The appeals court remanded the case back to Meade County District Court for further proceedings consistent with the opinion.

Comments

Gary Pomeroy 12 months ago

Interesting story, but why did it take a week to get the story reported?? The opinion was released December 20.

Fred Mertz 12 months ago

Good ruling. Government shouldn't be able to make stuff up

William Weissbeck 12 months ago

I know you'd like to believe that government makes stuff up, but that government is YOU. Western water rights are going to be the battle for this century. Look at Colorado. Their contention is that if the rain falls on its soil, it's theirs to dam and keep. We've already seen what happens to western NB and KS when they hold back the water. Now they want to hold back even more of the Colorado to dry up Arizona and California. Do you think it's fair for yahoos to move to a state for recreation and then demand the water to enjoy it?

Fred Mertz 12 months ago

Well William, apparently the judge thought the agency overstepped their statutory authority too. The government must be bound by the law. It can't make up new rules, impose restrictions and subjectively decide to do in a case or situation

Do you really want government agencies making up rules as they go along? There is a process to follow and we should all be grateful the agency got their hand slapped for not following it.

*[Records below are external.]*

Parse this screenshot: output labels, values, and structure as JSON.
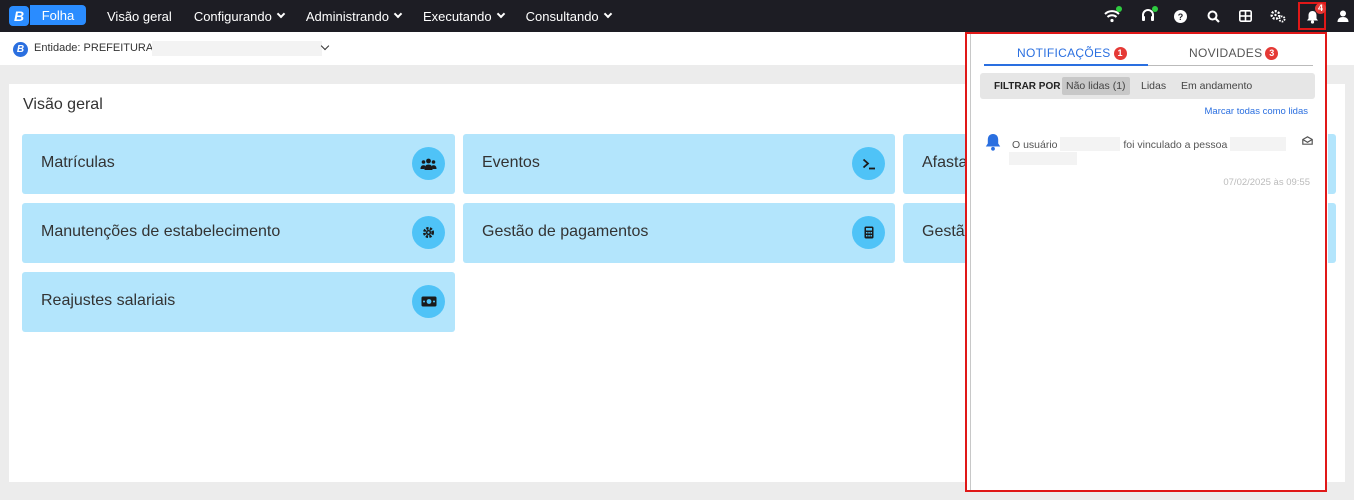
{
  "topbar": {
    "logo_letter": "B",
    "app_name": "Folha",
    "menu": [
      {
        "label": "Visão geral",
        "dropdown": false
      },
      {
        "label": "Configurando",
        "dropdown": true
      },
      {
        "label": "Administrando",
        "dropdown": true
      },
      {
        "label": "Executando",
        "dropdown": true
      },
      {
        "label": "Consultando",
        "dropdown": true
      }
    ],
    "icons": [
      "wifi-icon",
      "headset-icon",
      "help-icon",
      "search-icon",
      "grid-icon",
      "settings-icon",
      "bell-icon",
      "user-icon"
    ],
    "notification_count": "4",
    "status_color": "#2ecc40"
  },
  "entity": {
    "icon_letter": "B",
    "label": "Entidade: PREFEITURA"
  },
  "main": {
    "title": "Visão geral",
    "cards": [
      {
        "label": "Matrículas",
        "icon": "people-icon"
      },
      {
        "label": "Eventos",
        "icon": "terminal-icon"
      },
      {
        "label": "Afasta",
        "icon": ""
      },
      {
        "label": "Manutenções de estabelecimento",
        "icon": "gear-icon"
      },
      {
        "label": "Gestão de pagamentos",
        "icon": "calculator-icon"
      },
      {
        "label": "Gestã",
        "icon": ""
      },
      {
        "label": "Reajustes salariais",
        "icon": "money-icon"
      }
    ],
    "card_color": "#b3e5fc",
    "card_icon_color": "#4fc3f7"
  },
  "notifications": {
    "tabs": [
      {
        "label": "NOTIFICAÇÕES",
        "badge": "1",
        "active": true
      },
      {
        "label": "NOVIDADES",
        "badge": "3",
        "active": false
      }
    ],
    "filter_label": "FILTRAR POR",
    "filters": [
      {
        "label": "Não lidas (1)",
        "selected": true
      },
      {
        "label": "Lidas",
        "selected": false
      },
      {
        "label": "Em andamento",
        "selected": false
      }
    ],
    "mark_all": "Marcar todas como lidas",
    "items": [
      {
        "text_a": "O usuário",
        "text_b": "foi vinculado a pessoa",
        "time": "07/02/2025 às 09:55"
      }
    ],
    "accent": "#2a6fe0",
    "badge_color": "#e53935"
  }
}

The chief engineer shouldn't have issued the permit if there isn't enough water to support it.

Peter Macfarlane 12 months ago

William, you are correct: water wars will be notable all through this century as our resources continue to dwindle and as the changing climate impacts recharge to ground-water resources and stream flows. The US Geological Survey and the Kansas Geological Survey have been documenting reductions in the available water resources since 1950s when irrigation became the norm in western Kansas and adjoining states. Unfortunately, in the 1960s and into the 1970s the Chief Engineer of the Division of Water Resources granted permits with little review because at the time, development and use of water resources for agriculture. By the mid-1970s it was becoming to obvious that High Plains (Ogallala) aquifer was being mined to depletion. By the end of the decade measures were taken by local quasi-governmental agencies and state agencies to conserve the remaining water resources in this aquifer system and to put management on a more scientific basis. This trend has continued as irrigators and other users continue to mine the aquifer. With depletion, litigation between irrigators and states will be more common than they have been in the past.

Brock, yes you are also correct, at least in an ideal world. The Chief Engineer continues to issue permits but only after the local quasi-governmental agency has approved it in most cases. However, many decisions for granting permits are based on planned depletion, which relies on estimates of available supply and the annual amount of replenishment. The available supply is easy to quantify. The difficulty is agreeing on what the rate of replenishment is. There is even some disagreement among hydrologists. As a result, the Chief engineer relies on what is referred to as the administrative rate of replenishment, which may or may not be anywhere close to what the local or regional rate of replenishment is. Funding for studies that would help the agencies better understand how the rate of replenishment varies across western Kansas would require large sums of money that nobody is willing to pay. So, the Chief Engineer has little choice in the tools he can use to help conserve supplies. Everybody agrees that withdrawals are several orders of magnitude more than replenishment. Unfortunately, if he cannot put a realistic number on the rate of replenishment he has to fall back on what could turn out to be fantasy.

Government is like everything else these days: you get what you pay for and usually less!